Integration of Information Management System, Workflow and Computational Tools Enabling Multiscale Modeling Within an ICME Paradigm

With the increased emphasis on reducing the cost and time to market of new materials, the need for analytical tools that enable the virtual design and optimization of materials throughout their processing internal structure – property performance envelope, along with the capturing and storing of the associated material and model information across its lifecycle, has become critical. This need is also fueled by the demands for higher efficiency in material testing; consistency, quality and traceability of data; product design; engineering analysis; as well as control of access to proprietary or sensitive information.

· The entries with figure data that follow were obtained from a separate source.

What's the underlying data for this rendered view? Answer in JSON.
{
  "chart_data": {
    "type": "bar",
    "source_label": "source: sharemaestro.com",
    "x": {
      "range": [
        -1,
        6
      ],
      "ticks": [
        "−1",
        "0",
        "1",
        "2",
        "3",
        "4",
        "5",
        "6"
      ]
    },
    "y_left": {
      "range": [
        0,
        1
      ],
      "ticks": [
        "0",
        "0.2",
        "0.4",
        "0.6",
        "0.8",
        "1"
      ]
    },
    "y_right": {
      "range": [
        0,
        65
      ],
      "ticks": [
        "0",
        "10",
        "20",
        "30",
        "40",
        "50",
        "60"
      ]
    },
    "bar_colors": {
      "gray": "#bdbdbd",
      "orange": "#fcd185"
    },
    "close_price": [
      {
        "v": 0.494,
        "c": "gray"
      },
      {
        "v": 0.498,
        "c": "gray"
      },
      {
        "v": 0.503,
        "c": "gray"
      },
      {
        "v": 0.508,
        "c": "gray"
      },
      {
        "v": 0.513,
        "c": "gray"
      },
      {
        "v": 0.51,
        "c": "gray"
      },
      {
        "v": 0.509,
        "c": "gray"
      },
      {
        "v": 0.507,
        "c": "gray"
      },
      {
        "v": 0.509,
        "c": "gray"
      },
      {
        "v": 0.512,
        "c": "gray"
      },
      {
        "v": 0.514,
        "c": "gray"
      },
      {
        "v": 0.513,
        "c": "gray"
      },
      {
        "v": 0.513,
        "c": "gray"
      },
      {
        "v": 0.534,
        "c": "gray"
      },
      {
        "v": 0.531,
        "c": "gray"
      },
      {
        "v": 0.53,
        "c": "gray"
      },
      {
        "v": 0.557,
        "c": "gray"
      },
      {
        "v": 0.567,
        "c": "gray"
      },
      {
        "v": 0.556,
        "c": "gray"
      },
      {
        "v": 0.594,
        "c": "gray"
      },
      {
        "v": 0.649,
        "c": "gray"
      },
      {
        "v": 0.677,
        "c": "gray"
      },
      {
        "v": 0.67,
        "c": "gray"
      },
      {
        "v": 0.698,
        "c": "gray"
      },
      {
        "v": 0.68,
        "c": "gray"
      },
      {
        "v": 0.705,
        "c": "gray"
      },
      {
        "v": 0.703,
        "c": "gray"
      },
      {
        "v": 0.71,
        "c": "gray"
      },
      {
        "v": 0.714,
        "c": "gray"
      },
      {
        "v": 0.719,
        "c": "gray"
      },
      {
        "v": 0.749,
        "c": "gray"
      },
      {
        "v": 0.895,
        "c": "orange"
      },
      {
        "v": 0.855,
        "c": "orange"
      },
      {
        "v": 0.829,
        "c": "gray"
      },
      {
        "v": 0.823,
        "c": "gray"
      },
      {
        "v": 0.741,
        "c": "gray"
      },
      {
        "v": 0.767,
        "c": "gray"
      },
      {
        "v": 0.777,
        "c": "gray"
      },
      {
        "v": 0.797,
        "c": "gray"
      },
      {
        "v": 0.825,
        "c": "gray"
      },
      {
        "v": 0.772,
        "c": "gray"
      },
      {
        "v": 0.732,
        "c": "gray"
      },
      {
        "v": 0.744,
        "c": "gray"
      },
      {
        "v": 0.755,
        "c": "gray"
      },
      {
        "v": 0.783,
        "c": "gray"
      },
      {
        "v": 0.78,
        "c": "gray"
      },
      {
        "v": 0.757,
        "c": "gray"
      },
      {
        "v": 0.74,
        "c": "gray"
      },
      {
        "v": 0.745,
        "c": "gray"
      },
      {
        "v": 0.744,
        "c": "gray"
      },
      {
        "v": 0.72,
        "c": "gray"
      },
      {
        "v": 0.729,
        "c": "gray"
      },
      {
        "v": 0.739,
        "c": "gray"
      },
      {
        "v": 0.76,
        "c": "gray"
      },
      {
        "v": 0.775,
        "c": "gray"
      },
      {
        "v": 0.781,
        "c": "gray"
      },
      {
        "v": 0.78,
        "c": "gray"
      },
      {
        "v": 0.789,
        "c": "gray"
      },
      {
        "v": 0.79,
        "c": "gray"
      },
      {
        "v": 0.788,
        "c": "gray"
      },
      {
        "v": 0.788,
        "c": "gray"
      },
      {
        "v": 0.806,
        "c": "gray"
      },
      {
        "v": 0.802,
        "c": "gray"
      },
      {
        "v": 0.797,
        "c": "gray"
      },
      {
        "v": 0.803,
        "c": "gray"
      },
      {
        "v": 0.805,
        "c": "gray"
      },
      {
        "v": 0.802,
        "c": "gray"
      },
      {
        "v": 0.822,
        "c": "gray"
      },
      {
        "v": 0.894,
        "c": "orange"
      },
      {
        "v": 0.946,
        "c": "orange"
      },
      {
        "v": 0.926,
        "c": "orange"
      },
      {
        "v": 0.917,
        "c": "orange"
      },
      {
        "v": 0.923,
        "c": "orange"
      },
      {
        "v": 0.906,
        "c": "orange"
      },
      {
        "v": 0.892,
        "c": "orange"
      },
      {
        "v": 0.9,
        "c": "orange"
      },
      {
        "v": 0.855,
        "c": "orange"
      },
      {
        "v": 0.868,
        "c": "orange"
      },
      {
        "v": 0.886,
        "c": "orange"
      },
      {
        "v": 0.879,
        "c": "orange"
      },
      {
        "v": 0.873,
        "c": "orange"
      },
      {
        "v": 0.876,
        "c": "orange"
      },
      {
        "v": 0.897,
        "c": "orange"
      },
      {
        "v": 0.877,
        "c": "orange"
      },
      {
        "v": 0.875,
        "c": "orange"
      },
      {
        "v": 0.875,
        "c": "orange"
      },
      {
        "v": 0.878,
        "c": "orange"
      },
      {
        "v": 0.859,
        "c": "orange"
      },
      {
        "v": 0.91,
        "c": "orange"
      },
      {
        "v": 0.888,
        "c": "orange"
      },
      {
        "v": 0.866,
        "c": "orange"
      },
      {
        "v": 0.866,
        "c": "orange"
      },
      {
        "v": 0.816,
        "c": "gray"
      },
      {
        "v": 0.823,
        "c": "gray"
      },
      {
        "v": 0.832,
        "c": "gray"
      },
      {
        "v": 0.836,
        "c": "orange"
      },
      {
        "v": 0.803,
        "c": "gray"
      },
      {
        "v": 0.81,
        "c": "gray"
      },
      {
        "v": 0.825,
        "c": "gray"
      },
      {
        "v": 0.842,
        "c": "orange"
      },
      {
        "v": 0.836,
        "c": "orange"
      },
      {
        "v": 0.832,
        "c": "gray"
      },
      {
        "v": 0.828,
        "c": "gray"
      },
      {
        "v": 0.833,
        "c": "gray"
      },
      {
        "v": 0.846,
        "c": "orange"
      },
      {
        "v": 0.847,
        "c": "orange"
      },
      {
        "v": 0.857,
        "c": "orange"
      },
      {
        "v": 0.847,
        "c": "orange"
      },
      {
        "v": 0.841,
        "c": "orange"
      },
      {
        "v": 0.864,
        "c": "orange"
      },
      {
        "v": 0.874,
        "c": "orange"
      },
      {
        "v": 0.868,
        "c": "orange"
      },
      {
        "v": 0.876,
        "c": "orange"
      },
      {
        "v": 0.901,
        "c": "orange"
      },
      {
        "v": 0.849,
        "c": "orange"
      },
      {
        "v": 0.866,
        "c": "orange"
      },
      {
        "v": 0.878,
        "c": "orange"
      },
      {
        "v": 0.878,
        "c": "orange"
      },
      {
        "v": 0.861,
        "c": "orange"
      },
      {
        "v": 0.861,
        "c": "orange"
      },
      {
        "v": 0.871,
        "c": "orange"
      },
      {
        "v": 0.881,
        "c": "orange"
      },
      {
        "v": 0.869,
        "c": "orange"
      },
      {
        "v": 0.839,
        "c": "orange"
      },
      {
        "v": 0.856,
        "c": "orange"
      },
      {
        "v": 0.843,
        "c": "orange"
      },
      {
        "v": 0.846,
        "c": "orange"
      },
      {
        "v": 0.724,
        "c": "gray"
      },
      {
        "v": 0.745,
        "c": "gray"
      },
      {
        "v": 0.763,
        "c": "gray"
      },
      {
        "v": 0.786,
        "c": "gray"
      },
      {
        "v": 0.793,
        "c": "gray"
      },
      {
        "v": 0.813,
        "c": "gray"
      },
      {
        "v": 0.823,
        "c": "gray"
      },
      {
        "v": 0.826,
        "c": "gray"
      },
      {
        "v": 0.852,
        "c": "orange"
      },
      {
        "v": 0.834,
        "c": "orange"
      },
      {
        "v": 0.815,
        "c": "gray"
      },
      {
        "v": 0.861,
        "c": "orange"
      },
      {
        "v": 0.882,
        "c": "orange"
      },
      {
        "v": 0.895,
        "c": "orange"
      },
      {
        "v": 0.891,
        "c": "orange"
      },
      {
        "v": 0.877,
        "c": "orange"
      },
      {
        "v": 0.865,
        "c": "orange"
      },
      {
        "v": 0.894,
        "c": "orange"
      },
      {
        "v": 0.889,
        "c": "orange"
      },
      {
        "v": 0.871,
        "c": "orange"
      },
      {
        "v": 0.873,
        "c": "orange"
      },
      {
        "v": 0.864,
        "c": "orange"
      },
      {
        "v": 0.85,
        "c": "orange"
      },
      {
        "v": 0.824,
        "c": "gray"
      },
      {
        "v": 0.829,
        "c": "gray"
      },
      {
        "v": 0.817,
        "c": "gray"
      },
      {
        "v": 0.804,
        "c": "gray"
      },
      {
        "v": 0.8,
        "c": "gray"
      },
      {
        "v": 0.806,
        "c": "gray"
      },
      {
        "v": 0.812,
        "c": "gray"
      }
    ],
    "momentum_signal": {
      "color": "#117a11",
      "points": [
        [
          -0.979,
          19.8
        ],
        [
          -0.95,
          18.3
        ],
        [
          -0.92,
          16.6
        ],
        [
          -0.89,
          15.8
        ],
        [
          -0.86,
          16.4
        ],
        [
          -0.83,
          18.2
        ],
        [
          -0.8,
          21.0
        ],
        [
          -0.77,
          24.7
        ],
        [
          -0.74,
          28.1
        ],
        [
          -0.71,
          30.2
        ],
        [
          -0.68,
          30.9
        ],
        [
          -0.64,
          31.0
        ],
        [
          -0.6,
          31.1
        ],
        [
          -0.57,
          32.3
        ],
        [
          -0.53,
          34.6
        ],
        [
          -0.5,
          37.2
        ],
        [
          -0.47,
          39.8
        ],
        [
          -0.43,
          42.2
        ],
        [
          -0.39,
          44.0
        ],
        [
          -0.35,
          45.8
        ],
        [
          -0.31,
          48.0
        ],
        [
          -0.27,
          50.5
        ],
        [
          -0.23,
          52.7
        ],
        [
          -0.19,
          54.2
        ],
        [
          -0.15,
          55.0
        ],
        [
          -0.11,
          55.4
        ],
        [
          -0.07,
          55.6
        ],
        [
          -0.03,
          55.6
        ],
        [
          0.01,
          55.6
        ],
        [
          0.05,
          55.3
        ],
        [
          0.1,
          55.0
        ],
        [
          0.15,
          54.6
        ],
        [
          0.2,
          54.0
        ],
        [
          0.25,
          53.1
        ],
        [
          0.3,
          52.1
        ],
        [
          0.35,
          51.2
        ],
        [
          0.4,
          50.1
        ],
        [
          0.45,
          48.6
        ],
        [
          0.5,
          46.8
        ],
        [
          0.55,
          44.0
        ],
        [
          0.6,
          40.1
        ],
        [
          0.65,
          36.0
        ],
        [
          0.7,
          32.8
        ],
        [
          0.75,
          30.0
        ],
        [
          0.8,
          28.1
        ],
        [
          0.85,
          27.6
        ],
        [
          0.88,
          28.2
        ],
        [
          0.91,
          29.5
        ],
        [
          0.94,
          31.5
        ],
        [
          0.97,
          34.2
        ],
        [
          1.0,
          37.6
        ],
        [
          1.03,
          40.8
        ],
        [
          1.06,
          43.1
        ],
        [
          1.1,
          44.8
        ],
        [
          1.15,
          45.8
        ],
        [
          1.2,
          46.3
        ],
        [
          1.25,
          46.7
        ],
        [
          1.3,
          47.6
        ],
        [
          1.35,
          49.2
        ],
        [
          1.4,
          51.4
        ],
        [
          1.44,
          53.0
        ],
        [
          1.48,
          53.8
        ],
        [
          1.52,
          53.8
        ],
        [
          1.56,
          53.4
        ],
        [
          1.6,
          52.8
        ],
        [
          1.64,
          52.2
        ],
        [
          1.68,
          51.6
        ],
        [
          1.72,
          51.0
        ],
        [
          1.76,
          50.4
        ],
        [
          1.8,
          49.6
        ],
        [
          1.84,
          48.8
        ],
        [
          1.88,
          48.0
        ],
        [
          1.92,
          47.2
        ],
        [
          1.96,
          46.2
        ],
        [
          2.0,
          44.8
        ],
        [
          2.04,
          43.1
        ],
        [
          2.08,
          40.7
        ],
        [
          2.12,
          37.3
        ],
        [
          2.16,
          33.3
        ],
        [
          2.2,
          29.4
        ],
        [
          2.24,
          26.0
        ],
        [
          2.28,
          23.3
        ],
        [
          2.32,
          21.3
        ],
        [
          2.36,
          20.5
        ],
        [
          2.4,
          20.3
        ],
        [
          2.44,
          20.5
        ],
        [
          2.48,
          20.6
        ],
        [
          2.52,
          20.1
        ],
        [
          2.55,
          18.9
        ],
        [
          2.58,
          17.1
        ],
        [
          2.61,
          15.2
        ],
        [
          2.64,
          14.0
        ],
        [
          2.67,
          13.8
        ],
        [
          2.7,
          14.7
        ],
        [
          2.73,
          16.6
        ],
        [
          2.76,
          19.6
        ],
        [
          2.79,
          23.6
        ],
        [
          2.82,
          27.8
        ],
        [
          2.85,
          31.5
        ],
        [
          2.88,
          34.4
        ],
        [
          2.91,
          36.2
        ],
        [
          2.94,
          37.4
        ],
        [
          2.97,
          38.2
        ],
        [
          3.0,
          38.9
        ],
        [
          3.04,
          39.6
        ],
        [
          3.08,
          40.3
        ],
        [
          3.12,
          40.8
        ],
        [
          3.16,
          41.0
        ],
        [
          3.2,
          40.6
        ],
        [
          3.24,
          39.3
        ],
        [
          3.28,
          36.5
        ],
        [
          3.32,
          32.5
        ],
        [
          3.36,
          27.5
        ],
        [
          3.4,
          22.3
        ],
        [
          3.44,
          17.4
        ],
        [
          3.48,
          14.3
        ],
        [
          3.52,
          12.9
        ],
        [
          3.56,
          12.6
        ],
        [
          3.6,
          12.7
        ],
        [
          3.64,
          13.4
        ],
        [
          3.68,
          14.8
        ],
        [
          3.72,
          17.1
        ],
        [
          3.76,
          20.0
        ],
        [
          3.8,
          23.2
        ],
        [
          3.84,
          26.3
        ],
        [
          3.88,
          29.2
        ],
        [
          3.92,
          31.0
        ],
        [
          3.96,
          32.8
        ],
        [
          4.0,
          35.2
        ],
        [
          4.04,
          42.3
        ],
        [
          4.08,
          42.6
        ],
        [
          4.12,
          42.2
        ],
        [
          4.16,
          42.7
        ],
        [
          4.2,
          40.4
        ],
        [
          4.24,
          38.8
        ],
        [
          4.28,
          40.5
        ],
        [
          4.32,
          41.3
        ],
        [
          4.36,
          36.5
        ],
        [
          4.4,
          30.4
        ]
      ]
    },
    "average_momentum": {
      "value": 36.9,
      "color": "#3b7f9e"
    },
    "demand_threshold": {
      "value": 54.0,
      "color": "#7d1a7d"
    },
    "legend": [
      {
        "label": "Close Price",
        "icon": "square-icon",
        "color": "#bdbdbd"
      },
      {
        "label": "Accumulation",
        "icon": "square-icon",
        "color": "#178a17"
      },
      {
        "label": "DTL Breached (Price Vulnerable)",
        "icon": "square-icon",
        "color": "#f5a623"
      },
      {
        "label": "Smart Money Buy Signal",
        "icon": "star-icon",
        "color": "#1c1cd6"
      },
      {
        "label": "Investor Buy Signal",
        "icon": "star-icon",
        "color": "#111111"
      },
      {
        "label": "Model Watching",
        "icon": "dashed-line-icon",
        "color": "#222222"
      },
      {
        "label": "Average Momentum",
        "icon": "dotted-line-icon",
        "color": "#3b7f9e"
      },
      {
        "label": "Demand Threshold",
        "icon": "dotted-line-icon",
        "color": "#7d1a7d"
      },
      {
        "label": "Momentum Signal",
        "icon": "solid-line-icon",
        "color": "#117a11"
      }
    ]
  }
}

Fortunately, material information management systems and physics-based multiscale modeling methods have kept pace with the growing user demands. Herein, recent efforts to develop a set of Python functions that exchange information between NASA GRC’s Integrated multiscale Micromechanics Analysis Code (ImMAC) software toolset and its Integrated Computational Materials Engineering (ICME), Granta MI® database schema is presented. The goal is to enable seamless coupling between both test data and simulation data, which is captured and tracked automatically within Granta MI®, with full model pedigree information. These tools, and this type of linkage, are foundational to realizing the full potential of ICME, in which materials processing, microstructure, properties, and performance are coupled to enable application-driven design and optimization of materials and structures.